Today when my issue of TIME magazine arrived in the mail, it was a surprise to see Rick Warren’s mug on the front. The cover blurb says: “The Purpose Driven Pastor – Rick Warren – America’s most powerful religious leader takes on the world.” You can read it online here.
The article’s writer, David Van Biema, is gentler than most of Warren’s critics. I guess this might be because most of Warren’s antagonists are either jealous Christian leaders or venomously anti-Christian angry people, and Van Biema appears to be neither. But even so I found myself highly irritated by the end of the article. I know I should be more patient and gracious, but I can’t stand watching people who are working hard to make the world a better place get attacked by people who find it easier to shoot down someone else’s dream rather than chase after their own. Van Biema writes of Warren:
“Is he oversubscribed? I ask him how many countries there are in the world.
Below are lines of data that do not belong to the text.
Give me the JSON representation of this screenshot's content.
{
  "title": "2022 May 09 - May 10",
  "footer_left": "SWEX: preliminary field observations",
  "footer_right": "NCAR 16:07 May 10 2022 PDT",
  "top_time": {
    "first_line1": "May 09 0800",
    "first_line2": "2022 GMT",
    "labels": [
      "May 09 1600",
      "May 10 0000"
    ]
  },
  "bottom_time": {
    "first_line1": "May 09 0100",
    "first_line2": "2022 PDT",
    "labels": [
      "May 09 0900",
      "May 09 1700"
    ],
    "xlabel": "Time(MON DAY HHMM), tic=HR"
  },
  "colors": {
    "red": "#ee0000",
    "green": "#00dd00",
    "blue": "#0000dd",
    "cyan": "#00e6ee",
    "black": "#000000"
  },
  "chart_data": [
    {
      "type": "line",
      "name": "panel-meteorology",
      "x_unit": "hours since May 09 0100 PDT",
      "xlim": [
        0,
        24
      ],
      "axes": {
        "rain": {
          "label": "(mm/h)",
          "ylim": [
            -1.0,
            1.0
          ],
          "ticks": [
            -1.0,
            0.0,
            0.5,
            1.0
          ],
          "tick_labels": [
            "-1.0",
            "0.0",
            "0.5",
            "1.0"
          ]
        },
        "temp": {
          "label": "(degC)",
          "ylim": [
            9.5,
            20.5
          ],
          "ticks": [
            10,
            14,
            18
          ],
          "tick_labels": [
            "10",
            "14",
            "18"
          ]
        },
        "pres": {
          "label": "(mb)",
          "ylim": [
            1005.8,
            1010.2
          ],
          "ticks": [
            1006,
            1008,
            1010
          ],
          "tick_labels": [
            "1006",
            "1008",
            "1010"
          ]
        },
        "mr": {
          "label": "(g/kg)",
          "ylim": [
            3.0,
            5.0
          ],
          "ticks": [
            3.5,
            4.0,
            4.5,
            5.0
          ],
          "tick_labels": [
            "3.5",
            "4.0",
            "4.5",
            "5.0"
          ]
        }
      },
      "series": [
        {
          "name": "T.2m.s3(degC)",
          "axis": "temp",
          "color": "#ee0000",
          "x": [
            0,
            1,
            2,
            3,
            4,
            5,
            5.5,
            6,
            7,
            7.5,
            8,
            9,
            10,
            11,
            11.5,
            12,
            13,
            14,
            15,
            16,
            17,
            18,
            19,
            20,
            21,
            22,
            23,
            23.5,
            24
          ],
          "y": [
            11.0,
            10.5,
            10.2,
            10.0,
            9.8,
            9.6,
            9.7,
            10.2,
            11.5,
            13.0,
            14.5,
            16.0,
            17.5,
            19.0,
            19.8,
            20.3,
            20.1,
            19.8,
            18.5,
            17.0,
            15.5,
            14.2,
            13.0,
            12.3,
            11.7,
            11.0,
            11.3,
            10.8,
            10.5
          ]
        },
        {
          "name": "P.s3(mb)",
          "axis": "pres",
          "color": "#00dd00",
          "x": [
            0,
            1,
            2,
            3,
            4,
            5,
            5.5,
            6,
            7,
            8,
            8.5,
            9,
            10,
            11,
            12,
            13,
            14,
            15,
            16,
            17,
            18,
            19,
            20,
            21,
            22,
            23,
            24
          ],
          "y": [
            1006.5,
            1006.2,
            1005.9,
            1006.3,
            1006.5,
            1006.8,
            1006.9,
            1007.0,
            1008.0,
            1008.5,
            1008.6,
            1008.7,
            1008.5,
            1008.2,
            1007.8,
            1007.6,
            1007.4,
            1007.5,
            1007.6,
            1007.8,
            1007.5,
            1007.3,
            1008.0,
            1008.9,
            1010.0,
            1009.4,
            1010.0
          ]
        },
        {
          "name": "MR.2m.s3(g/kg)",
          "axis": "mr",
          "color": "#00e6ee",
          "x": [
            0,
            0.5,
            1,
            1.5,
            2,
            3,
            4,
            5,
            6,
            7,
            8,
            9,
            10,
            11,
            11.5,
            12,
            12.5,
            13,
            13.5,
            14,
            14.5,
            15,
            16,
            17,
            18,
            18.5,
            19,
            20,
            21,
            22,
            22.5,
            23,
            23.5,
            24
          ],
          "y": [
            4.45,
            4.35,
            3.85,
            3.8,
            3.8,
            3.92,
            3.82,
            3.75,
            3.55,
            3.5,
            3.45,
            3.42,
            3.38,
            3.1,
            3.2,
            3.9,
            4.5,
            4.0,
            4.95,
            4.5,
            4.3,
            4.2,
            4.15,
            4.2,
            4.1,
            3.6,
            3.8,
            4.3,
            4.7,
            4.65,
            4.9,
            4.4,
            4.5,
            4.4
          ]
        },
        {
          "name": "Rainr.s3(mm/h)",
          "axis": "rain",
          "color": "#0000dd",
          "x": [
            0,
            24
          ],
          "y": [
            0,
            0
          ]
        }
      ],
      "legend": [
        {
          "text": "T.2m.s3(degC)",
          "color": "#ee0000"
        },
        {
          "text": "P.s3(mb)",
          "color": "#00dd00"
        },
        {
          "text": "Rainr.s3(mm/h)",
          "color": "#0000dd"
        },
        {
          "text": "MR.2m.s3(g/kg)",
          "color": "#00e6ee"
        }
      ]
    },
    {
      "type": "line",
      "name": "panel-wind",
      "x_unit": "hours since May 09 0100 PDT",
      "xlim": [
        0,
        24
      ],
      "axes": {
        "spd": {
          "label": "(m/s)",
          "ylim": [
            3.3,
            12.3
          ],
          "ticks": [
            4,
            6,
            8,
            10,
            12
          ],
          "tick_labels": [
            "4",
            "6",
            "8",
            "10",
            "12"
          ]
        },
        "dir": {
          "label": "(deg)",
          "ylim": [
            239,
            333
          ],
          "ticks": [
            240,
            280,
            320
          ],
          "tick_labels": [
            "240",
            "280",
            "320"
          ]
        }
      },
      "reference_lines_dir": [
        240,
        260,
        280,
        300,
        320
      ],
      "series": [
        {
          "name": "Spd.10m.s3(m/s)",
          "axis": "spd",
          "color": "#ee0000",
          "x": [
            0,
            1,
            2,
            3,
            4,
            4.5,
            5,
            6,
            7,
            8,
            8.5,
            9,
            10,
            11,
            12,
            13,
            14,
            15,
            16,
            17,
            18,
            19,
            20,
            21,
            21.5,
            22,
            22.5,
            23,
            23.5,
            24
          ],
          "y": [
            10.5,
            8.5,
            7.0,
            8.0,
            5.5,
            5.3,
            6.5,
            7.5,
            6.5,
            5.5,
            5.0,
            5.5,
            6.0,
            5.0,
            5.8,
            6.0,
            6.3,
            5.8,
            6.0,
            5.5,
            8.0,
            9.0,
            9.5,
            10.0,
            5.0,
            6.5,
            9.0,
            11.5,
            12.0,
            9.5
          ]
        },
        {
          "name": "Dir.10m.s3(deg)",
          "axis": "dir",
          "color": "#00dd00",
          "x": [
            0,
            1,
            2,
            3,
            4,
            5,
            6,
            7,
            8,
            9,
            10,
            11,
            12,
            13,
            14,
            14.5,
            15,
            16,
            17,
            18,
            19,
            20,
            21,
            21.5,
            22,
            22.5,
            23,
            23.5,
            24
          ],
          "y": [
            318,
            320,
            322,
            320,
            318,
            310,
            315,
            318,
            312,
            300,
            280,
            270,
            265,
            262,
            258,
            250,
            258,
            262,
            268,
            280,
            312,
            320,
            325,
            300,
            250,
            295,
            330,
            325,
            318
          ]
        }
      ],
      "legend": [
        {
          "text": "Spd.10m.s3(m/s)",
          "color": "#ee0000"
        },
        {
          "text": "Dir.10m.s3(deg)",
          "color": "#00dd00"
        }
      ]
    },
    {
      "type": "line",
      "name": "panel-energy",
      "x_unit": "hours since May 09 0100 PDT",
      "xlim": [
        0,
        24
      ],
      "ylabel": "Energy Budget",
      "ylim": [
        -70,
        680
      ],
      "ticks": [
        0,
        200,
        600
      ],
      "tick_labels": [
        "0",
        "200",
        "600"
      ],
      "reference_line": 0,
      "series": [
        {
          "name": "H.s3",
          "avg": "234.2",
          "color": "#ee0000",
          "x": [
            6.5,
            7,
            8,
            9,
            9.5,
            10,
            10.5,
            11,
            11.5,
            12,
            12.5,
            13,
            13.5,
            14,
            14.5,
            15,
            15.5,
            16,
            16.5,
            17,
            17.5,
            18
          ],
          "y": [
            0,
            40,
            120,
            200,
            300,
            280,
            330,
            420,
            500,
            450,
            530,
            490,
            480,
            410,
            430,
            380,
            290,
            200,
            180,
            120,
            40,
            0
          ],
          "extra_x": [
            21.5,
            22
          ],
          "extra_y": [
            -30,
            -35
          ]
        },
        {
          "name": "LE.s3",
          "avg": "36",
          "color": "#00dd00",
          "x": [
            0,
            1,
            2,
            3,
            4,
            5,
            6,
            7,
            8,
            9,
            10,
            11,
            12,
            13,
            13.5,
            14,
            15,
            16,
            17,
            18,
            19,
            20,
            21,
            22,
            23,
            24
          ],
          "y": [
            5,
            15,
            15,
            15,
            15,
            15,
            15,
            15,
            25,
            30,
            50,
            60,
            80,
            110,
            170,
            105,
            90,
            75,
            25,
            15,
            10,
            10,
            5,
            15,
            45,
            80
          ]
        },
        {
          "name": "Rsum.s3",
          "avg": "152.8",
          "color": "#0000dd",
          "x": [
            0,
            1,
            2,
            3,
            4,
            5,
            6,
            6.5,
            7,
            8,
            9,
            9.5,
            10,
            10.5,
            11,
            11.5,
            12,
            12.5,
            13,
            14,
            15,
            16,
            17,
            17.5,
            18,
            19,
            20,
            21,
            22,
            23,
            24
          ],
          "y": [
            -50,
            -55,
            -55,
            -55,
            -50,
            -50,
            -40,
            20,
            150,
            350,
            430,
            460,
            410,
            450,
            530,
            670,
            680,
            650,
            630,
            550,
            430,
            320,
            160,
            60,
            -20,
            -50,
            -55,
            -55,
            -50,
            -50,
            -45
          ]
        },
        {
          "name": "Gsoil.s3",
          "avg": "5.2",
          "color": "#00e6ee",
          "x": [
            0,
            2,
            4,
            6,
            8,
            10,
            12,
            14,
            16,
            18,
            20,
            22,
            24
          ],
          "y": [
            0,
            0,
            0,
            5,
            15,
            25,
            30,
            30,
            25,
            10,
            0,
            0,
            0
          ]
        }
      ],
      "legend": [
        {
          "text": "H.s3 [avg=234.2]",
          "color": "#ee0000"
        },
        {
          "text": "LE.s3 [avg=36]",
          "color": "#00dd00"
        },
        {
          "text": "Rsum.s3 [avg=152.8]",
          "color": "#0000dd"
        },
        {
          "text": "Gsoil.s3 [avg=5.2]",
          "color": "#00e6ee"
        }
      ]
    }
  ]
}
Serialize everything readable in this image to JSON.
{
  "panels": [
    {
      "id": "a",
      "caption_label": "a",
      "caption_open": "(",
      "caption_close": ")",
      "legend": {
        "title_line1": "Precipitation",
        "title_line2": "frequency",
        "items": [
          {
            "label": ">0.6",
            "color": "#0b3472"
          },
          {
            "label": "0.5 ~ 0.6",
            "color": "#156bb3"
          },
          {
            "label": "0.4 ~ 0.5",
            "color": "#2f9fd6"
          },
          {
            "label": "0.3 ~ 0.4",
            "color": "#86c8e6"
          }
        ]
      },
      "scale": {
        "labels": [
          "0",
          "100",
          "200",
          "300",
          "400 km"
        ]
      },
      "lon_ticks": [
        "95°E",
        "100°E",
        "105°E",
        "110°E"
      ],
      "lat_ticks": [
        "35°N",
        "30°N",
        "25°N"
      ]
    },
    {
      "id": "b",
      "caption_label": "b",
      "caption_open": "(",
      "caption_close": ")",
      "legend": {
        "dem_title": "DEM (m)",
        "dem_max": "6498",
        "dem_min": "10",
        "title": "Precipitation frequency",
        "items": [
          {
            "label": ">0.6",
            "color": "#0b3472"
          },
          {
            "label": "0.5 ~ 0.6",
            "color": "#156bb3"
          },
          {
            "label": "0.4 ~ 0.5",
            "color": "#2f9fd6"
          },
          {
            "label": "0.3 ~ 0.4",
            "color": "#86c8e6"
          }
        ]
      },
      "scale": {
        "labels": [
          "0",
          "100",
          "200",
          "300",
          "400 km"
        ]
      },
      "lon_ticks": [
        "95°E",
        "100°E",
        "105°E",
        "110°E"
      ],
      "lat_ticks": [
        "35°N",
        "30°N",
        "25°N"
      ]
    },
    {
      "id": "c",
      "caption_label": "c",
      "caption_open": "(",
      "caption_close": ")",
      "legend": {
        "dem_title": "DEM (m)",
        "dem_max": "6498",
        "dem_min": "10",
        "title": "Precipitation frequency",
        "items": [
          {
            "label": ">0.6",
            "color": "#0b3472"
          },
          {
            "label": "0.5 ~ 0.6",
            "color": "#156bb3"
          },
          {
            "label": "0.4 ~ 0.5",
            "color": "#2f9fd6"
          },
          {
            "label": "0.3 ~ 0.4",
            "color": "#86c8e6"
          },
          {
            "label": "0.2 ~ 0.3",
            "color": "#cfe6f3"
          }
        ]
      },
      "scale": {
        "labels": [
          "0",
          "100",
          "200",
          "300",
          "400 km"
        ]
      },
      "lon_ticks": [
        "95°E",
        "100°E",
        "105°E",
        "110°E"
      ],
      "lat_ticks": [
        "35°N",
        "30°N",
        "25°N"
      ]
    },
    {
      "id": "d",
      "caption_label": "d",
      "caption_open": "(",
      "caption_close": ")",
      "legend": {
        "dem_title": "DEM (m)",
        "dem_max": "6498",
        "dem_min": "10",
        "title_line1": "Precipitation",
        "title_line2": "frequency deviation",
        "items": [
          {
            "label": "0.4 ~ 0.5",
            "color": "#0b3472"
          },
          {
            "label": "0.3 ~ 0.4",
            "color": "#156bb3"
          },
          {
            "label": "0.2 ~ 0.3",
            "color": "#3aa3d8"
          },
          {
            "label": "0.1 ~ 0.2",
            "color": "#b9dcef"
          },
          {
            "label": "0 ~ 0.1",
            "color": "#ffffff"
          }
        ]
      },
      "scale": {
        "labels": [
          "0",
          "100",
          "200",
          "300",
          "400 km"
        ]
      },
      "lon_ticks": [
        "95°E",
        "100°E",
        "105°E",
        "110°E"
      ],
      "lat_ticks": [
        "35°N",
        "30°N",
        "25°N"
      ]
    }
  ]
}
Of course, he knows: ‘There’s 195 countries.’ I think, 195 countries, and so far, even one seems to be a challenge [referring to Rwanda].”
He goes on to conclude by comparing Warren’s upcoming appearance with Barack Obama and John McCain as his “coronation,” then compares him to King David and suggests that the real trouble begins after the coronation. Maybe Van Biema was just trying to come up with some angle for his story, as his writing really isn’t convincing. Still, it’s a weak and cynical angle.
Actually, I couldn’t help laughing at the startlingly premature judgment of Warren’s PEACE plan. So there are 195 countries, and after only a couple years he hasn’t already fulfilled the plan on a global perspective? My, my–it’s obviously doomed to failure. I’m glad that Warren and other people who have changed the world for good refuse to listen to the naysayers who find destruction easier than construction.
Having said all that, there were some entertaining parts of the article, brought on by a secular writer’s unintentionally humorous depictions of Christian concepts. They’re easy to spot by the quotes, as in a shift away from “sin issues,” or his father was a “church planter.” After putting “church planter” in quotes, Van Biema defines the term as a “serial church founder.” My friend Daryl, who’s a church planter, called while I was reading the article. I couldn’t resist informing him that he’s a serial church founder. He said it made him sound like a criminal.
Even though the article could have been better, it’s still an informative read. I would only say to Rick Warren: Press on, brother, and pay no attention to the little minds who would have you abandon your noble intentions to trade them in for pessimistic self-absorption.